Klarna, Butter and Payl8r face tough new rules in Buy Now Pay Later crackdown

Plans to tighten regulation of buy-it-now-pay-later (BNPL) interest-free credit arrangements will “protect consumers”, the Treasury said – and were welcomed by MoneySavingExpert founder Martin Lewis. According to the proposals announced on Monday, lenders will be required to “conduct affordability checks” and “amend financial promotion rules to ensure that buy-now, pay-later advertisements are fair, clear and not misleading,” added the department.

Lenders offering the product will need to be approved by the Financial Conduct Authority (FCA) and borrowers will be able to lodge a complaint with the Financial Ombudsman Service (FOS), the Treasury said. Economic Secretary to the Treasury John Glen said: “Buy now, pay later can be a useful way of managing your finances, but we need to make sure people can take up new products and services with the right protections in place. .

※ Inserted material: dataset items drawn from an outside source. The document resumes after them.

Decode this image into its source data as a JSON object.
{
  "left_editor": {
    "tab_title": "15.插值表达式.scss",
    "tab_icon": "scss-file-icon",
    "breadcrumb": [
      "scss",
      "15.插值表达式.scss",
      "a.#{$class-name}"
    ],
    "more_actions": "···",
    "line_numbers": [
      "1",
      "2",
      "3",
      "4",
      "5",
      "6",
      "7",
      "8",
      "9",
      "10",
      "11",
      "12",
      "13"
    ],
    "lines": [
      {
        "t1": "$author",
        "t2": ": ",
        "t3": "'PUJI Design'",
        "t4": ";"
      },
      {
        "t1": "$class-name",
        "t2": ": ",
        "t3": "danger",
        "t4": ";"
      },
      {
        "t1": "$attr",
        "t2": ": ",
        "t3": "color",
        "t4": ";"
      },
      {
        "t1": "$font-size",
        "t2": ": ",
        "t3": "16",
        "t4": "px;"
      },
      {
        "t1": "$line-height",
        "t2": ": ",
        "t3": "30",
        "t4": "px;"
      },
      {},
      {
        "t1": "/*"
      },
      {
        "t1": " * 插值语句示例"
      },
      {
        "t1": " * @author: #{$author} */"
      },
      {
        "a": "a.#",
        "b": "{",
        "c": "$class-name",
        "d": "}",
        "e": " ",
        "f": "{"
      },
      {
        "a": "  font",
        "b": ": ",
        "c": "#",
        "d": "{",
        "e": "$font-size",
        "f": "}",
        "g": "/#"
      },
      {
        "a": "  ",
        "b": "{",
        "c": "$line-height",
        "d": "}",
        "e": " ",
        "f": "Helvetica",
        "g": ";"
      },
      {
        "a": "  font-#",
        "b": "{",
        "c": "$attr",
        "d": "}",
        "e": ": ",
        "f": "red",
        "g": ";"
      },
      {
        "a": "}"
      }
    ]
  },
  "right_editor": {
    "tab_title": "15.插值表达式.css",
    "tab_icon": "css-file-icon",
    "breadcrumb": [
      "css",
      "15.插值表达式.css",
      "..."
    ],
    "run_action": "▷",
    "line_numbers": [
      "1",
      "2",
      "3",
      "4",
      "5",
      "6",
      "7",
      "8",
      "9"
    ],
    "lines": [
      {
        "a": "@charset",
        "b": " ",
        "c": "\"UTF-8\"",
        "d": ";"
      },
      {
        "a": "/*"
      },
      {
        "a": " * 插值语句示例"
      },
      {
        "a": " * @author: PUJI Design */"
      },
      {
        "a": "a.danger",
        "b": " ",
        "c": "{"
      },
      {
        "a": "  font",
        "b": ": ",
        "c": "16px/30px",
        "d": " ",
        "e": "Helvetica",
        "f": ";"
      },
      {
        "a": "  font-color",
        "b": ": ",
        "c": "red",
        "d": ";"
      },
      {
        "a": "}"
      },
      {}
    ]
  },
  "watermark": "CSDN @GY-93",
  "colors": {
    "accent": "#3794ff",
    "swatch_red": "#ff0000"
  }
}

“By maintaining buy now pay later to the high standards we expect from other loans and forms of credit, we are protecting consumers and fostering the safe growth of this innovative market in the UK.”

A government consultation on the regulation of the BNPL took place from October last year to January this year. A consultation on draft legislation will be released towards the end of this year, with the aim of tabling secondary legislation by mid-2023, after which the FCA will consult on its rules for the sector, the Treasury added.

Other forms of interest-free short-term credit, including those used to pay for larger items or dental care, “will have to follow the same rules,” the department added. The rules “will apply to businesses that partner with a third-party lender to provide credit, the Treasury said, adding that the government “is seeking further input from stakeholders to confirm whether they should also apply. online merchants who directly offer credit for the purchase of their own products.

Martin Lewis, founder of MoneySavingExpert.com (MSE) said: “Buy now, pay later, regulation is desperately needed, so my pleasure that this is finally happening is tempered by frustration at how long it’s taking. It’s been now almost two years since we have sounded the alarm over the explosive growth of BNPL and called for urgent regulation to ensure that proper controls are in place and that people can turn to the financial ombudsman if something goes wrong . .

“Buy now, pay later is often insidiously presented as just a payment option, or worse, a lifestyle choice. It’s not. It’s debt, with all the dangers of debt This perverts purchase decision-making, leaving many in a continuous loop Businesses make money from it because people are transacting more through BNPL than they would otherwise.

“Debt shouldn’t be something you slip into, it should be an informed, active and conscientious choice. While in some cases, BNPL can be a legitimately cheap way to spread the cost, amidst a cost-of-living crisis, people should always first ask themselves, “If I can’t afford to pay now, how will I afford to pay next month?”